IMO, he likes to churn the waters quite a bit by stretching the truth. I avoid him like the plaque. Sorry, but that's the way I feel about that guy. I will read your link, though, but won't comment on it. ;-)

I lied...I will make one comment about Krugman's article - backwards typist

[ In Reply To ..]
He, along with the rest of some Democrats/liberals, keep calling for cutting Social Security, Medicaid and Medicare.That's a total lie. There are no plans to do that.

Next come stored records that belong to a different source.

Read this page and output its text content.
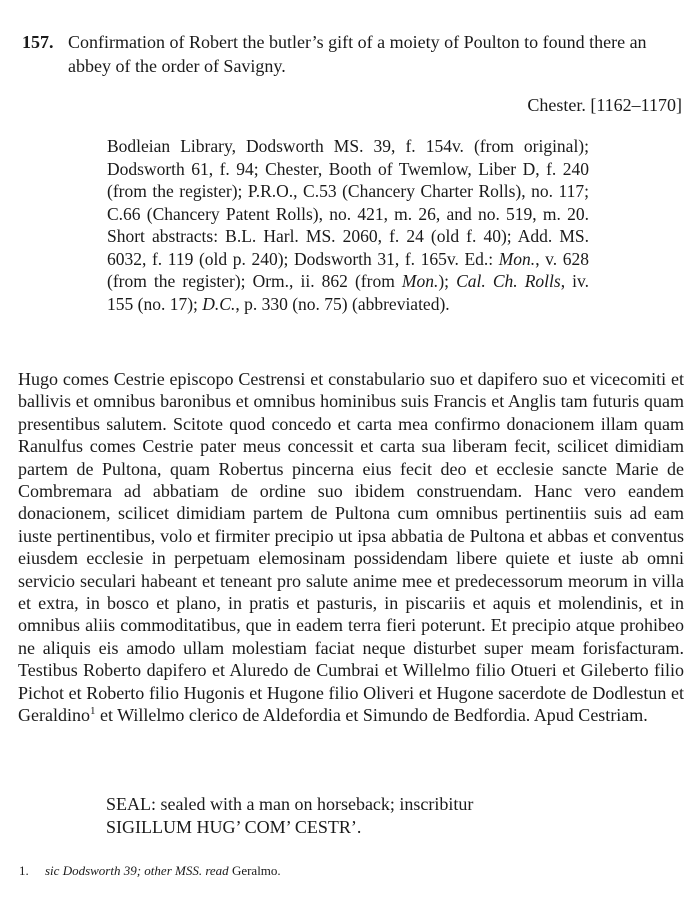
157. Confirmation of Robert the butler’s gift of a moiety of Poulton to found there an abbey of the order of Savigny.
Chester. [1162–1170]
Bodleian Library, Dodsworth MS. 39, f. 154v. (from original); Dodsworth 61, f. 94; Chester, Booth of Twemlow, Liber D, f. 240 (from the register); P.R.O., C.53 (Chancery Charter Rolls), no. 117; C.66 (Chancery Patent Rolls), no. 421, m. 26, and no. 519, m. 20. Short abstracts: B.L. Harl. MS. 2060, f. 24 (old f. 40); Add. MS. 6032, f. 119 (old p. 240); Dodsworth 31, f. 165v. Ed.: Mon., v. 628 (from the register); Orm., ii. 862 (from Mon.); Cal. Ch. Rolls, iv. 155 (no. 17); D.C., p. 330 (no. 75) (abbreviated).
Hugo comes Cestrie episcopo Cestrensi et constabulario suo et dapifero suo et vicecomiti et ballivis et omnibus baronibus et omnibus hominibus suis Francis et Anglis tam futuris quam presentibus salutem. Scitote quod concedo et carta mea confirmo donacionem illam quam Ranulfus comes Cestrie pater meus concessit et carta sua liberam fecit, scilicet dimidiam partem de Pultona, quam Robertus pincerna eius fecit deo et ecclesie sancte Marie de Combremara ad abbatiam de ordine suo ibidem construendam. Hanc vero eandem donacionem, scilicet dimidiam partem de Pultona cum omnibus pertinentiis suis ad eam iuste pertinentibus, volo et firmiter precipio ut ipsa abbatia de Pultona et abbas et conventus eiusdem ecclesie in perpetuam elemosinam possidendam libere quiete et iuste ab omni servicio seculari habeant et teneant pro salute anime mee et predecessorum meorum in villa et extra, in bosco et plano, in pratis et pasturis, in piscariis et aquis et molendinis, et in omnibus aliis commoditatibus, que in eadem terra fieri poterunt. Et precipio atque prohibeo ne aliquis eis amodo ullam molestiam faciat neque disturbet super meam forisfacturam. Testibus Roberto dapifero et Aluredo de Cumbrai et Willelmo filio Otueri et Gileberto filio Pichot et Roberto filio Hugonis et Hugone filio Oliveri et Hugone sacerdote de Dodlestun et Geraldino$^1$ et Willelmo clerico de Aldefordia et Simundo de Bedfordia. Apud Cestriam.
SEAL: sealed with a man on horseback; inscribitur
SIGILLUM HUG’ COM’ CESTR’.
1. sic Dodsworth 39; other MSS. read Geralmo.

I don't know why they keep harping on it. They want to raise the age in tiny monthly increments (not like they did in the '80s by full years) until it reaches age 67 or 68 for full retirement (some are even calling for age 70), BUT early retirement age would not change. They also want to RAISE or even erase the limit that you stop contributing to it; i.e., right now if you earn over $106,800, you stop contributing to Social Security but your retirement earnings DON'T; i.e., you make $150,000, by June; for the rest of the year, you won't pay any SS taxes until the next year.

They do want to cap what high earners can get from SS on the order of other social programs; i.e., means testing. Could that be why he and others call it cutting?

I see nothing wrong with any of the above changes to SS. Do you?